É claro que um crítico deve estar actualizado com as técnicas mais utilizadas, sejam tradicionais ou modernas, deve saber reconhecer as mais importantes, mas nunca deve pôr-se a “ensinar” quem cozinha, dizendo que ele devia ter utilizado um ingrediente ou um tempero em vez de um outro, que deveria ter usado certas técnicas em vez de outras.
Um crítico tem que se pôr na pele de um cliente comum, a quem interessa pouco as técnicas utilizadas, mas sim o resultado que vai para a mesa. Se um filete de peixe ficou passado de mais, tanto faz se foi virado uma vez, cozinhado só do lado da pele ou se foi finalizado no forno. O que interessa é se está no ponto ou não. Se uma esferificação, em vez de rebentar na boca no sabor do ingrediente anunciado, se limita a ser uma bolinha dura e sem gosto, tanto faz saber se se trata de uma técnica de vanguarda ou não. É mau e ponto final.

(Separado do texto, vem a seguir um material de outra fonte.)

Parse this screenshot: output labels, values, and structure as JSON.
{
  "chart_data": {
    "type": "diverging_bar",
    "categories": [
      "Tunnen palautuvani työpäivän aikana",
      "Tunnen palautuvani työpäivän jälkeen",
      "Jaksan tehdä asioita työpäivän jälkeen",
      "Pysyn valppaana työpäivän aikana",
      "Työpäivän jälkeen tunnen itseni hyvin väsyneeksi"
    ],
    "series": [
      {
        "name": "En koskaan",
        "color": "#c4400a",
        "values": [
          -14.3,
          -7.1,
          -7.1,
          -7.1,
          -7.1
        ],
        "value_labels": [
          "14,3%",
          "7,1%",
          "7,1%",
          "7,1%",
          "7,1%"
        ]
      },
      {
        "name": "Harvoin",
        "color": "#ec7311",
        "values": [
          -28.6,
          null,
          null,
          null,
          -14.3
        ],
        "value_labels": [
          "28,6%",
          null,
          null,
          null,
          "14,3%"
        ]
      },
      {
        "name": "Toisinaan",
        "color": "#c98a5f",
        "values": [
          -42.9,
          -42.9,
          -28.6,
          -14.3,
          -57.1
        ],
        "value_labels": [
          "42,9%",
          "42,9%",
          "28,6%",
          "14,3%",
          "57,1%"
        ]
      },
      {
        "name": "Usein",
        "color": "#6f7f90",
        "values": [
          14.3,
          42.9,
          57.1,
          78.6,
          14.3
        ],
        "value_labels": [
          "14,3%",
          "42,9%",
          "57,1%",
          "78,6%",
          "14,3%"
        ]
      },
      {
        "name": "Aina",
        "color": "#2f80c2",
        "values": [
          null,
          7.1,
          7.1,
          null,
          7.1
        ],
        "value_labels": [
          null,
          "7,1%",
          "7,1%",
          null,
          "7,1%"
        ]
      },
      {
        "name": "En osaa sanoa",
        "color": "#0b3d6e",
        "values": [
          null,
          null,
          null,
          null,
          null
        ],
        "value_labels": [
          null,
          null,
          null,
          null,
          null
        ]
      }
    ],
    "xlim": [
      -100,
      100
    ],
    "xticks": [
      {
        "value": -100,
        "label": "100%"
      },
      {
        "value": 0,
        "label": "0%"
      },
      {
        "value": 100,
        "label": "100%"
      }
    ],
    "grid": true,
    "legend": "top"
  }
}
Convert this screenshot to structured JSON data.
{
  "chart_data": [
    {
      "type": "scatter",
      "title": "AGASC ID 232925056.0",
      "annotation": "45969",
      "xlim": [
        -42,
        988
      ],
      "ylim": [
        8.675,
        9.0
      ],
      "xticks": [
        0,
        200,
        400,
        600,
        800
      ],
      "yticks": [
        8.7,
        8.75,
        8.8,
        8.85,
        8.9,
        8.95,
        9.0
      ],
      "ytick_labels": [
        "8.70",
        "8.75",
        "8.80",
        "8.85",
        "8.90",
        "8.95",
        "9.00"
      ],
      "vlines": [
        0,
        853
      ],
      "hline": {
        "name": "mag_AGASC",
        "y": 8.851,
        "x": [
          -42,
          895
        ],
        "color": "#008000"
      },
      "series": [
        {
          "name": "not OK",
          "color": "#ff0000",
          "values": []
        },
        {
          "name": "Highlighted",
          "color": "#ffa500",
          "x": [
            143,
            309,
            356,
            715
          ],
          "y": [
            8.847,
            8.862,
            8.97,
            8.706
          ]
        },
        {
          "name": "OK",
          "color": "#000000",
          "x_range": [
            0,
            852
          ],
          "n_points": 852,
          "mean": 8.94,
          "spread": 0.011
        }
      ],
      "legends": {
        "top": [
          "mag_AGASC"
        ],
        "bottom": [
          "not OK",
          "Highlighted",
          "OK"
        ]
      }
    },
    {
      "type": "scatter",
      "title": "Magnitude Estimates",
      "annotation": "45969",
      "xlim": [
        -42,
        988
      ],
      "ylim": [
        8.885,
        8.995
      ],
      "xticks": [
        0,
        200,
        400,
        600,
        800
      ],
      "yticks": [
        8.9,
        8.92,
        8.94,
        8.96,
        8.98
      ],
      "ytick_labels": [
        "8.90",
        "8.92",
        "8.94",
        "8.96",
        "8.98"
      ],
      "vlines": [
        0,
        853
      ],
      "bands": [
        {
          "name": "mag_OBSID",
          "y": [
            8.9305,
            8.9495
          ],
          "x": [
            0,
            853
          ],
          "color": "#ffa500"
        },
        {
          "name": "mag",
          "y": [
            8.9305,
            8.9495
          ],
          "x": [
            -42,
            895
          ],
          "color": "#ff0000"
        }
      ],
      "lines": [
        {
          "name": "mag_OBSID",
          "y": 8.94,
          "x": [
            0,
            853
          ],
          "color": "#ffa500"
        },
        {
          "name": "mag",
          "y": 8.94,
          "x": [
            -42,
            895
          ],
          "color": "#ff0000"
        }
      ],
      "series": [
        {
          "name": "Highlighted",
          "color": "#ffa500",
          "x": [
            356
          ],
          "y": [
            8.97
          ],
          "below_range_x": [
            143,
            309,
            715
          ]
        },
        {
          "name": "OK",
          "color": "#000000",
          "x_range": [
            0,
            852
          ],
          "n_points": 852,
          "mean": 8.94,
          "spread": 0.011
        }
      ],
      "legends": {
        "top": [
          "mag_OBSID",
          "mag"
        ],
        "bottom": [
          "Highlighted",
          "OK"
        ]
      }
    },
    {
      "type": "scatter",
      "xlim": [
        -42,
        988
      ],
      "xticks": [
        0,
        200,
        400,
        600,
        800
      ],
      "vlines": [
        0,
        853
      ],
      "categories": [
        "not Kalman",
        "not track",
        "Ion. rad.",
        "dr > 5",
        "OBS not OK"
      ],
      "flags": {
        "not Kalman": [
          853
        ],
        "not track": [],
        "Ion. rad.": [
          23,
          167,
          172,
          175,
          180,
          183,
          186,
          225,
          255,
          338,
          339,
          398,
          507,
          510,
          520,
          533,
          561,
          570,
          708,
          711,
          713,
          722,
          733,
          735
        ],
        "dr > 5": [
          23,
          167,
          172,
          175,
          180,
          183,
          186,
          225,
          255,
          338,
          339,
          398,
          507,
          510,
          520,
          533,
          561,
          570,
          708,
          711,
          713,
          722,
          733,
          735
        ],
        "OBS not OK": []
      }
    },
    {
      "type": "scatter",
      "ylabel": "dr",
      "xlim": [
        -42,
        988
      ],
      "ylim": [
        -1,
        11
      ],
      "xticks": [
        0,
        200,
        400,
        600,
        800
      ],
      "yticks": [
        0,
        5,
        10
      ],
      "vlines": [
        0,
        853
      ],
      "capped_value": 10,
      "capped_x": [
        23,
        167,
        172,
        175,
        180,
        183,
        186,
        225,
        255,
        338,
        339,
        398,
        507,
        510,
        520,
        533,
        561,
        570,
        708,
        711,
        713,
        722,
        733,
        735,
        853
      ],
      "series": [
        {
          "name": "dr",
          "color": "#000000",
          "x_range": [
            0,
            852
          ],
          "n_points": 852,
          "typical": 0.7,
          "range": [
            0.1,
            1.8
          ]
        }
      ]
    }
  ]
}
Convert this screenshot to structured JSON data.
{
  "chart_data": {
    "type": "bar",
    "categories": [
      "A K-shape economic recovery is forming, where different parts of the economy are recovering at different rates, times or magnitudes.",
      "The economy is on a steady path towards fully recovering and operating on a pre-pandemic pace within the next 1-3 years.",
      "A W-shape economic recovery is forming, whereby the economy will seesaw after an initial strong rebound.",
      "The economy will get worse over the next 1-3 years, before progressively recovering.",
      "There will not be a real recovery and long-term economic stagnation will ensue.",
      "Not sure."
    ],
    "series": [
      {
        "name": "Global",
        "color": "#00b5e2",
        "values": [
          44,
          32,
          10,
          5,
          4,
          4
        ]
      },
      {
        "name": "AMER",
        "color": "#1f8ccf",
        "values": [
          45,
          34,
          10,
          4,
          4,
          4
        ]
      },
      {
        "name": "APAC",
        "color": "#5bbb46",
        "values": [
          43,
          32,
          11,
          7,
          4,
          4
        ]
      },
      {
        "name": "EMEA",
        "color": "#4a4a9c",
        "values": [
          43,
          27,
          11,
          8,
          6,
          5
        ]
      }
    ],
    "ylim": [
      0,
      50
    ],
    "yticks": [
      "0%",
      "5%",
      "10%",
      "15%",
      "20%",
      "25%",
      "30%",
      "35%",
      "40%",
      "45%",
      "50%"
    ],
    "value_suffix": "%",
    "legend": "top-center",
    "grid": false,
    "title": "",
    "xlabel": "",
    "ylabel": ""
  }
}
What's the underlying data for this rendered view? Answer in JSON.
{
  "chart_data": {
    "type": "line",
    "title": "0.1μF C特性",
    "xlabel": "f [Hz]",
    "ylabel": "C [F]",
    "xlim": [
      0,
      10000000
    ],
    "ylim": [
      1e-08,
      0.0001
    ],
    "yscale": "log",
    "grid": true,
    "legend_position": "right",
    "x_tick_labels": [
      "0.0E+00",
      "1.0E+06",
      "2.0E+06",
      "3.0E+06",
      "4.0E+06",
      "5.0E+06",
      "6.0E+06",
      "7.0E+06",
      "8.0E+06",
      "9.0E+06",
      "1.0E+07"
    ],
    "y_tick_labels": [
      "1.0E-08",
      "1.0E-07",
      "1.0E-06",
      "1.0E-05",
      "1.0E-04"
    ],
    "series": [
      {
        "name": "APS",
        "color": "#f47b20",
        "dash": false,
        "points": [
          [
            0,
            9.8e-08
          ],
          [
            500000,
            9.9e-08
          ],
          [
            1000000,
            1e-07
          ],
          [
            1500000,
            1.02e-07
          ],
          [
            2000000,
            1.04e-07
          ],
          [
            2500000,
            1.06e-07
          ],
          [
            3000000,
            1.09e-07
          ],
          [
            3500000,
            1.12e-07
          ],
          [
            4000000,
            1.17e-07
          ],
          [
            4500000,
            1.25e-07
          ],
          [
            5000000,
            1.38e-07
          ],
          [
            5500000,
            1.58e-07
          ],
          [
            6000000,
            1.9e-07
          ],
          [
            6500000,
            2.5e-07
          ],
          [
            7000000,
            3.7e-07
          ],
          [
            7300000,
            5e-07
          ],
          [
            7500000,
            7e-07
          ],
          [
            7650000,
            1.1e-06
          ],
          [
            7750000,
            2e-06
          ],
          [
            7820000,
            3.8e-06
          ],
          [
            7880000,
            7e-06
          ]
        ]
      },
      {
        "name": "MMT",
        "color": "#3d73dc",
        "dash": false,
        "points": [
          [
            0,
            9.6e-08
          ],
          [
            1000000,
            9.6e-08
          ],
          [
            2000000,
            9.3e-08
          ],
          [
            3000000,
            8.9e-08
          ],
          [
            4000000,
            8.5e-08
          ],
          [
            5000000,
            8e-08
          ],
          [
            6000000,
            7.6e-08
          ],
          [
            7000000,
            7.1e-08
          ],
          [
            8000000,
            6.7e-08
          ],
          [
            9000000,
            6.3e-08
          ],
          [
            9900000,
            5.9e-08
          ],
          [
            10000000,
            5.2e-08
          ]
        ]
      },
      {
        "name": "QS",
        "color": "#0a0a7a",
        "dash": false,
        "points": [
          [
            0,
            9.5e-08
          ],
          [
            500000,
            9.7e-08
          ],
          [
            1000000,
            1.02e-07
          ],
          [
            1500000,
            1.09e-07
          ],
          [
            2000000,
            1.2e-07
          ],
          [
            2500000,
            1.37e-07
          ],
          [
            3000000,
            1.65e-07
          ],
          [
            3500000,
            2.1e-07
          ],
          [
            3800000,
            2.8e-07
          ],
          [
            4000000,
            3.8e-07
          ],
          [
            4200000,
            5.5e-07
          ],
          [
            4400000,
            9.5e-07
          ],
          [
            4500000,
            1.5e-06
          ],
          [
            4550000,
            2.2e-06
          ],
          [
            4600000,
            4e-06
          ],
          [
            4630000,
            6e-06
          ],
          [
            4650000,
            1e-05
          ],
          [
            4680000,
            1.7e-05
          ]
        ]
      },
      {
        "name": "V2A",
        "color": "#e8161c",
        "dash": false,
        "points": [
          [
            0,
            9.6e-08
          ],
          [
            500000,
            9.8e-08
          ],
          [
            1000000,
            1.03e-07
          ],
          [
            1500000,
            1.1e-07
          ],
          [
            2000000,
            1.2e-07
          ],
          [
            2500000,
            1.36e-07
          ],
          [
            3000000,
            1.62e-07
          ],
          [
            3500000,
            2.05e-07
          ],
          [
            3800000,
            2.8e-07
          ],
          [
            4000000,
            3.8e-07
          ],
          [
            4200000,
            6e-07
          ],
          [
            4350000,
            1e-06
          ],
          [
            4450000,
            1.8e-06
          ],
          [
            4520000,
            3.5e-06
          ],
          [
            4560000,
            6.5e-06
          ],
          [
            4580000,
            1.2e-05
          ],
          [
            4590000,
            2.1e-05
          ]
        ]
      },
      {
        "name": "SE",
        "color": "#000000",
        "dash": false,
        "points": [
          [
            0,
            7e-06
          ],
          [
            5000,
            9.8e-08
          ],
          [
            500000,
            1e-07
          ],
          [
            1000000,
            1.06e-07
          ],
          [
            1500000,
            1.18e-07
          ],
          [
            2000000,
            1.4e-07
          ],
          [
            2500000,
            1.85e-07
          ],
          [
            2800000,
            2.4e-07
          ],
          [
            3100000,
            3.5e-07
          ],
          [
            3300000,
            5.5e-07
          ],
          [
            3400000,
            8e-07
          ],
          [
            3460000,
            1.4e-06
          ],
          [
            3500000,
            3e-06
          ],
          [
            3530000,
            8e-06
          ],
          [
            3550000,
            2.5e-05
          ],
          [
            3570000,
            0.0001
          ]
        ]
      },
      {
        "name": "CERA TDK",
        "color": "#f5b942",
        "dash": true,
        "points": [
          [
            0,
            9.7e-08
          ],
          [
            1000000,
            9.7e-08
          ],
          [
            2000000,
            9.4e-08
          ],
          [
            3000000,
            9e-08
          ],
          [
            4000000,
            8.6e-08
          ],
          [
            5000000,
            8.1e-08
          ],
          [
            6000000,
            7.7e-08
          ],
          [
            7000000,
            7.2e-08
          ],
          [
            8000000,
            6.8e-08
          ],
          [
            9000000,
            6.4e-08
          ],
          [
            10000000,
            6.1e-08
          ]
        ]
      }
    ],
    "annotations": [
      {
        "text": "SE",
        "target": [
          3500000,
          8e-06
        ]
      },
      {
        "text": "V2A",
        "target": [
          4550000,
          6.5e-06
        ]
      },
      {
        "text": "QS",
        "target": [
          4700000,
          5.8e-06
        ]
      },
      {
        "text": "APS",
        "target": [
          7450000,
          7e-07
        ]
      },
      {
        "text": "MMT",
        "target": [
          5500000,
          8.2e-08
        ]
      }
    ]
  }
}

Por falar em ponto final, este é talvez o post mais longo que escrevi especificamente para o Mesa Marcada, mas saiu assim e só posso agradecer a quem teve a paciência de o ler até ao fim. Para terminar, volto ao MasterChef só para responder a quem achou que o programa em que participámos foi uma “oportunidade perdida”. A resposta já foi dada pelo meu quase homónimo que assina “Duartecalf” no Fórum da Revista de Vinhos: “Afinal, perdeu-se oportunidade de quê?”. Venham mais discussões sobre gastronomia, mas vamos manter os níveis de agressividade num ponto civilizado e, de preferência bem-humorado.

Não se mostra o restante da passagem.